Discuss the uniform convergence of this series over $\mathbb R$: $$\sum_{n=1}^\infty\frac{(-1)^n x^n}{n(1+x^n)}.$$
For $0<x\leq 1$, $\frac{x^n}{n(1+x^n)}$ is monotonically decreasing and coverges to zero as $n$ tends to $\infty$.
Similarly for $x > 1$, $\frac{x^n}{n(1+x^n)}$ monotonically decreses for $x$ and converges to zero.
In both case they are bounded uniformly between $0$ and $1$, and $\sum_n{(-1)^n}$ oscillates finately between $0,1$ as $n$ is even or odd, by Abel Test we conclude that series is Uniformly convergence over $(0,+\infty)$.
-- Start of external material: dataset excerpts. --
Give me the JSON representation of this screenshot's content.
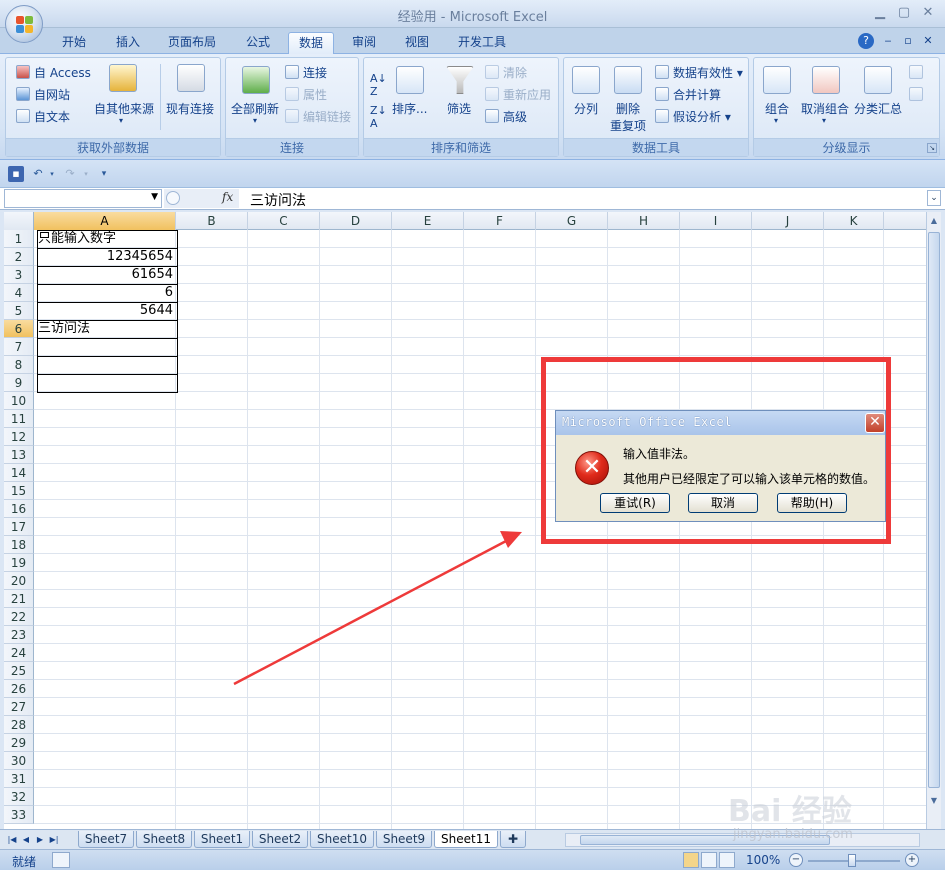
{
  "window": {
    "title": "经验用 - Microsoft Excel"
  },
  "ribbon_tabs": [
    "开始",
    "插入",
    "页面布局",
    "公式",
    "数据",
    "审阅",
    "视图",
    "开发工具"
  ],
  "active_tab": "数据",
  "ribbon": {
    "get_external": {
      "access": "自 Access",
      "web": "自网站",
      "text": "自文本",
      "other_sources": "自其他来源",
      "existing": "现有连接",
      "label": "获取外部数据"
    },
    "connections": {
      "refresh_all": "全部刷新",
      "connections": "连接",
      "properties": "属性",
      "edit_links": "编辑链接",
      "label": "连接"
    },
    "sort_filter": {
      "sort": "排序...",
      "filter": "筛选",
      "clear": "清除",
      "reapply": "重新应用",
      "advanced": "高级",
      "label": "排序和筛选"
    },
    "data_tools": {
      "text_to_columns": "分列",
      "remove_dup_1": "删除",
      "remove_dup_2": "重复项",
      "validation": "数据有效性",
      "consolidate": "合并计算",
      "whatif": "假设分析",
      "label": "数据工具"
    },
    "outline": {
      "group": "组合",
      "ungroup": "取消组合",
      "subtotal": "分类汇总",
      "label": "分级显示"
    }
  },
  "formula_bar": {
    "name_box": "",
    "fx": "fx",
    "value": "三访问法"
  },
  "columns": [
    "A",
    "B",
    "C",
    "D",
    "E",
    "F",
    "G",
    "H",
    "I",
    "J",
    "K"
  ],
  "rows": [
    "1",
    "2",
    "3",
    "4",
    "5",
    "6",
    "7",
    "8",
    "9",
    "10",
    "11",
    "12",
    "13",
    "14",
    "15",
    "16",
    "17",
    "18",
    "19",
    "20",
    "21",
    "22",
    "23",
    "24",
    "25",
    "26",
    "27",
    "28",
    "29",
    "30",
    "31",
    "32",
    "33"
  ],
  "cells": {
    "a1": "只能输入数字",
    "a2": "12345654",
    "a3": "61654",
    "a4": "6",
    "a5": "5644",
    "a6": "三访问法"
  },
  "sheets": [
    "Sheet7",
    "Sheet8",
    "Sheet1",
    "Sheet2",
    "Sheet10",
    "Sheet9",
    "Sheet11"
  ],
  "active_sheet": "Sheet11",
  "status": {
    "ready": "就绪",
    "zoom": "100%"
  },
  "dialog": {
    "title": "Microsoft Office Excel",
    "message1": "输入值非法。",
    "message2": "其他用户已经限定了可以输入该单元格的数值。",
    "retry": "重试(R)",
    "cancel": "取消",
    "help": "帮助(H)"
  },
  "watermark": {
    "brand": "Bai 经验",
    "url": "jingyan.baidu.com"
  },
  "colors": {
    "annotation_red": "#ee3a3a",
    "error_icon_red": "#e02b1b",
    "ribbon_blue": "#15428b"
  }
}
Doubt what about when $x \leq 0$, I am confused as I am getting alternating series i.e. $$\frac{-x}{1+x}$ + $\frac{x^2}{2(1+x^2)}$-$\frac{x^3}{3(1+x^³)}\dots$$ Here as $x$ tends to $-1$, denominator turns $0$. Please help.
The series is not defined at $x = -1$. Furthermore we can show that it even fails to converge uniformly on $(-1,0]$ when this point is excluded.
Let $y = -x$ for $x \in (-1,0]$ and consider the equivalent series $\displaystyle \sum_{n=1}^\infty\frac{y^n}{n(1+(-1)^ny^n)}$ for $y \in [0,1)$.
We have $y_n = 1 - 1/n \in [0,1)$ for all $n$ and
$$\sup_{y \in [0,1)}\left|\sum_{k=n+1}^\infty\frac{y^k}{k(1+(-1)^ky^k)} \right| \geqslant \sup_{y \in [0,1)}\sum_{k=n+1}^{2n}\frac{y^k}{k(1+(-1)^ky^k)} \geqslant \sup_{y \in [0,1)}n \cdot \frac{y^{2n}}{2n(1+y^n)} \\ \geqslant n \cdot \frac{(1-1/n)^{2n}}{2n(1+(1-1/n)^n)} = \frac{(1-1/n)^{2n}}{2(1+(1-1/n)^n)} \underset{n \to \infty}\longrightarrow \frac{e^{-2}}{2(1+e^{-1})} \neq 0,$$
Thus, the series fails to converge uniformly by violation of the necessary condition
$$\lim_{n \to \infty}\sup_{y \in [0,1)}\left|\sum_{k=n+1}^\infty\frac{y^n}{k(1+(-1)^ky^k)} \right|= 0$$